И уже знала, как будет. Войдет завтра, под притолоку наклонясь, с отцом за руку поздоровается, на дверь в горницу глянет, скажет: ну, где тут попутчица?..
Заскрипела в избе половица, и она подхватила сумки, шагнула к открывшейся двери, к матери.
– Дочушка, ай ты? А я жду уж, немочь заела… вот-вот, думаю. Не встрел отец-то? А хотел, прямо со складов хотел к автобусу. Дак и ладно, што ж теперь. Донесла же. – И посмотрела: – А ты што это… такая?
– Жарко, мамань…
Лишь вечером она сказала, что до города ее завтра обещал подбросить агроном – главное, к общежитию прямо.
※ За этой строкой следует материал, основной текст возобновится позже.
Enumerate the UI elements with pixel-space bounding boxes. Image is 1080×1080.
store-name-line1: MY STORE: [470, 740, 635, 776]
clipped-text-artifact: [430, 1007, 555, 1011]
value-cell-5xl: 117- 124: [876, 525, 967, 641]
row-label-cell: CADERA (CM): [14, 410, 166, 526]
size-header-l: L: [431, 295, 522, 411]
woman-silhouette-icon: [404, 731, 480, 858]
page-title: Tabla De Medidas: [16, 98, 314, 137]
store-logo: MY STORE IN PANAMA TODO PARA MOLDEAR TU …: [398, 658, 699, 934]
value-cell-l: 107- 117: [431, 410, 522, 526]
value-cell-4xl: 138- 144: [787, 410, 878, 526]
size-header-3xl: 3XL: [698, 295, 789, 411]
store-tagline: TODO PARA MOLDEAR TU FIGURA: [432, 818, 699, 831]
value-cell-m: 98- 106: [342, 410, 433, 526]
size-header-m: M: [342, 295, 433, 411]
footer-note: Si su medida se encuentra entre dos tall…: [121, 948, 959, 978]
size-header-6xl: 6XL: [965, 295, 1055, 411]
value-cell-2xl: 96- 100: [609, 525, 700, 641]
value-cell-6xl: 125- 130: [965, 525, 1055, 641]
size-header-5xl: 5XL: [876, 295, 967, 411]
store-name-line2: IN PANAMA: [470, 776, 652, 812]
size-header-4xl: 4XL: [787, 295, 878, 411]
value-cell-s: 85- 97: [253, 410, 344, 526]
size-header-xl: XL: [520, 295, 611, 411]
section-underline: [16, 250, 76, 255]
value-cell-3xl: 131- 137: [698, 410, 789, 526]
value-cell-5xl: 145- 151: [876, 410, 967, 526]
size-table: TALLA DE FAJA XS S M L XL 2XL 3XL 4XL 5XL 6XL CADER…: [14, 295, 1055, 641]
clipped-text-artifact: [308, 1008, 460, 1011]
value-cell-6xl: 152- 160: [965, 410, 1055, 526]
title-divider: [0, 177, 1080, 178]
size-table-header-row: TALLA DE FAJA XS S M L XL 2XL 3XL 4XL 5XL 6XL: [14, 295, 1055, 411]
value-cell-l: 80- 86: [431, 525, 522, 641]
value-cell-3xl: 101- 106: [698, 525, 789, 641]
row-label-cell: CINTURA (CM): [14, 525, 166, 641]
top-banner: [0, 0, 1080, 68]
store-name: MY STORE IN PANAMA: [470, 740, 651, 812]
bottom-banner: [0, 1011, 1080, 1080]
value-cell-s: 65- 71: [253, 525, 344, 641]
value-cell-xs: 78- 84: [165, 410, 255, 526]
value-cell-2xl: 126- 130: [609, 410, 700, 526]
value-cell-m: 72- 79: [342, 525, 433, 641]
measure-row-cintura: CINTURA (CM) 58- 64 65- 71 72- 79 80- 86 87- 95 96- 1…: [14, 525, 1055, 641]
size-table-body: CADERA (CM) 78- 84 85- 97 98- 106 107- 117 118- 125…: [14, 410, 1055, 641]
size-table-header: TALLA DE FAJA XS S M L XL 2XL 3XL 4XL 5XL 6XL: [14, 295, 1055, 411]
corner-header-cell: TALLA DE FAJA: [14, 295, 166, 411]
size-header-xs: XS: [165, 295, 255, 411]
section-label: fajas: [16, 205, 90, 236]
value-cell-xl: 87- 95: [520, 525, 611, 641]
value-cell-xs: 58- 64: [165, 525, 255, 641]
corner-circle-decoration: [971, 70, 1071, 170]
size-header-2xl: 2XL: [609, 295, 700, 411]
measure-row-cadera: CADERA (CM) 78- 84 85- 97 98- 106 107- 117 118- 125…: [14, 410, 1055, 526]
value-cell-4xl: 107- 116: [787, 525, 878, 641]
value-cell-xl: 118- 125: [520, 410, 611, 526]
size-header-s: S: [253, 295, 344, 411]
– Эк вы, договорились уж… Это когда ж успели?
– Да так, в автобусе…
– Прямо на ходу все у них…
– Ну и договорились, – сказал отец. – Делов-то. Картошки возьми поболе, раз так. А што, дельный. Вроде не пьет.
– Николай приехал, – сказала она, поторопившись, припоздало вспомнив. – Степашин. Встречали там…
– Да-а, кто б на Степку подумал… На похороны завтра. Ну, болел – ну дак не он один, все болеем, время. А вот возьми вот…
Ходила по горнице, собиралась к завтрашнему, и что-то, ко всему вдобавок, Николай все не шел из ума, Колян, – подойти бы, хоть что-то сказать… стыдно как-то. Не до того ему было, понятно, встреча такая ему, – а все равно нехорошо. Все поврозь колотимся, всяк со своим, а тут еще и время – мутнее, поганее не было времени, как старые люди говорят, даже в войну. Отец у стола сидел, накладные какие-то перебирал свои, далеко отставляя и глядя так на них, в голове сивости… И подошла, для себя неожиданно, обняла сзади, к небритой прижалась щеке.
– Ну, ну, – сказал он.
Она запах сухого зерна уловила, теплый, чуть терпкий запах пота – и вздрогнула и еще прижалась.
3
Обещал заехать к ней в среду – и не приехал. Она приготовила все, даже коньяк в холодильничке стоял – так, на всякий случай, конечно, он же за рулем; но мог же и с шофером-экспедитором, что-то говорил о нем и о том, что получить кое-что надо в фирме одной… вдруг останется.
Когда она в первый раз это подумала – вдруг останется? – ее передернуло даже: нельзя, ты что, совсем уж… Тубо, нельзя! Как Милка из первого подъезда на собаку свою, на стерву развинченную, с каждым кобелишком путается, – тубо!..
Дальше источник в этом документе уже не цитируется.